Kristin Callahan, Lost in a Dream | The Vinyl Anachronist











kristin callahan's lost in a dream

I feel like it’s been a while since I last heard a new female voice album that I really like. At the same time, I realize I’ve been awfully critical of the average audiophile’s obsession with the female voice as a tool to evaluate high-end audio. It almost sounds like I don’t like female singers. I do! Listening to Kristin Callahan sing on her new album Lost in a Dream, however, I suddenly realized that there’s a fine line between a singer who connects with me, and a singer who doesn’t.

On the surface, Kristin Callahan sounds a bit like Diana Krall. I’ve been very critical of Diana Krall in the past, mostly because of the behavior of her most rabid audiophile fans who run freely down the corridors at high-end audio shows and scream horrible things. It’s nothing personal, I like to explain. But there is a deeper reason why I’ve never connected with her, and that has something to do with her cool, dry approach. I often describe her singing like this: it’s as if she’s looking at her watch the whole time because there’s somewhere else she’s supposed to be. Then I switch the discussion to how awesome her husband is.

I’m listening to Lost in a Dream, the third album from Kristin Callahan, and my immediate first impression was cool and dry. Yes, she sounds a little like Diana Krall. So why am I caring so much about her voice? What does she have that Diana Krall doesn’t?
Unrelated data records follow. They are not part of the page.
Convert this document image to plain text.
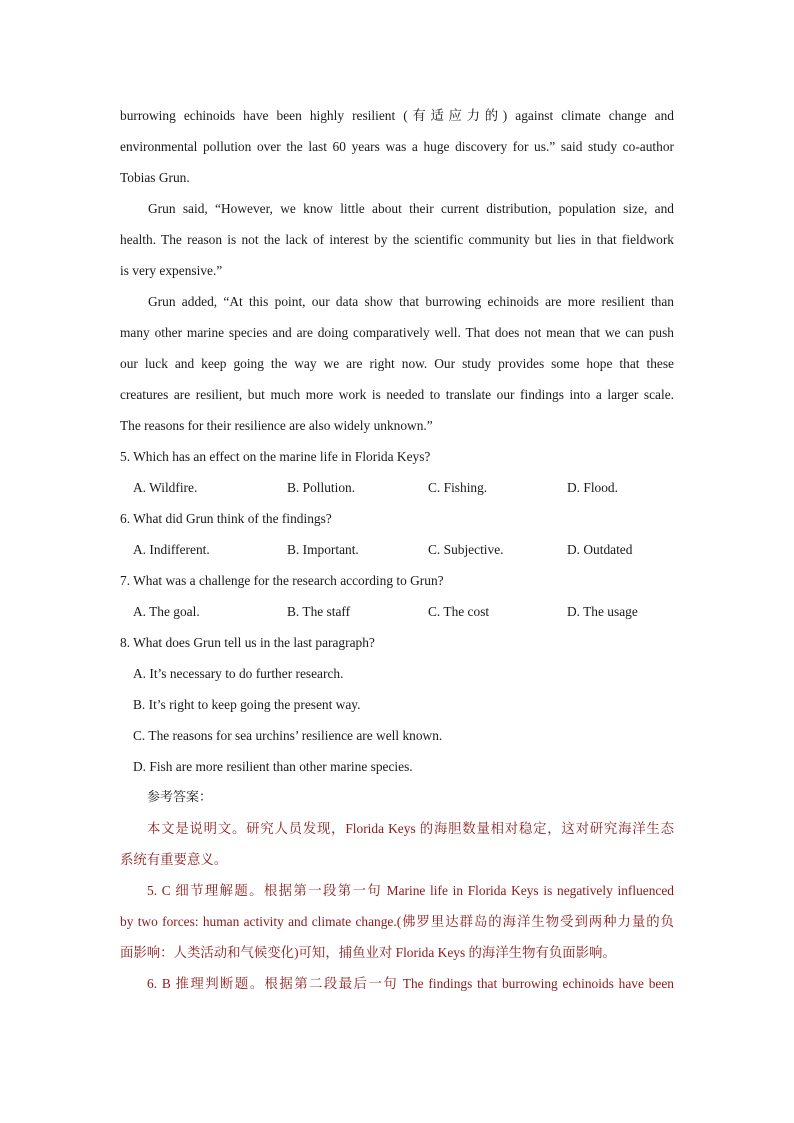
burrowing echinoids have been highly resilient (有适应力的) against climate change and
environmental pollution over the last 60 years was a huge discovery for us.” said study co-author
Tobias Grun.
Grun said, “However, we know little about their current distribution, population size, and
health. The reason is not the lack of interest by the scientific community but lies in that fieldwork
is very expensive.”
Grun added, “At this point, our data show that burrowing echinoids are more resilient than
many other marine species and are doing comparatively well. That does not mean that we can push
our luck and keep going the way we are right now. Our study provides some hope that these
creatures are resilient, but much more work is needed to translate our findings into a larger scale.
The reasons for their resilience are also widely unknown.”
5. Which has an effect on the marine life in Florida Keys?
A. Wildfire.	B. Pollution.	C. Fishing.	D. Flood.
6. What did Grun think of the findings?
A. Indifferent.	B. Important.	C. Subjective.	D. Outdated
7. What was a challenge for the research according to Grun?
A. The goal.	B. The staff	C. The cost	D. The usage
8. What does Grun tell us in the last paragraph?
A. It’s necessary to do further research.
B. It’s right to keep going the present way.
C. The reasons for sea urchins’ resilience are well known.
D. Fish are more resilient than other marine species.
参考答案：
本文是说明文。研究人员发现，Florida Keys 的海胆数量相对稳定，这对研究海洋生态
系统有重要意义。
5. C 细节理解题。根据第一段第一句 Marine life in Florida Keys is negatively influenced
by two forces: human activity and climate change.(佛罗里达群岛的海洋生物受到两种力量的负
面影响：人类活动和气候变化)可知，捕鱼业对 Florida Keys 的海洋生物有负面影响。
6. B 推理判断题。根据第二段最后一句 The findings that burrowing echinoids have been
Who knows. This is all about preferences, subjective interpretations, and it’s just a matter of hearing Kristin Callahan taking that “too cool for school” attitude and doing something more complex with it, adding another layer. Callahan is dry and cool because you can hear that distance and know it’s a defense mechanism, a very pure and gossamer layer that reveals that enough time has passed so we can talk about these things now. We couldn’t before. I need that from my jazz singers, a subtext that’s completely necessary when covering the Great American Songbook. Bring yourself into the story.

This is why I don’t like making direct comparisons in reviews, because we wind up talking about the wrong things. For instance, I haven’t mentioned that the musicians here are adventurous in all the right ways. Bassist Eliot Seppa also co-produces and arranges, and there’s a lushness and a variety to these songs that, while anchored by gentle Latin rhythms, still transports you very different worlds. (Seppa and Callahan are joined by stage by guitarist Matvei Sigalov, trumpeter Joe Herrera and percussionist Tom Teasley.)

But it’s Kristin Callahan’s voice that will make you stay, even if you aren’t enamored with female voice recordings as the ultimate truth. Each note starts off as a response to singers such as you-know-who, and then they gentle evolve into something with wings, something that seduces you with the slightest nuances that will ultimately win you over.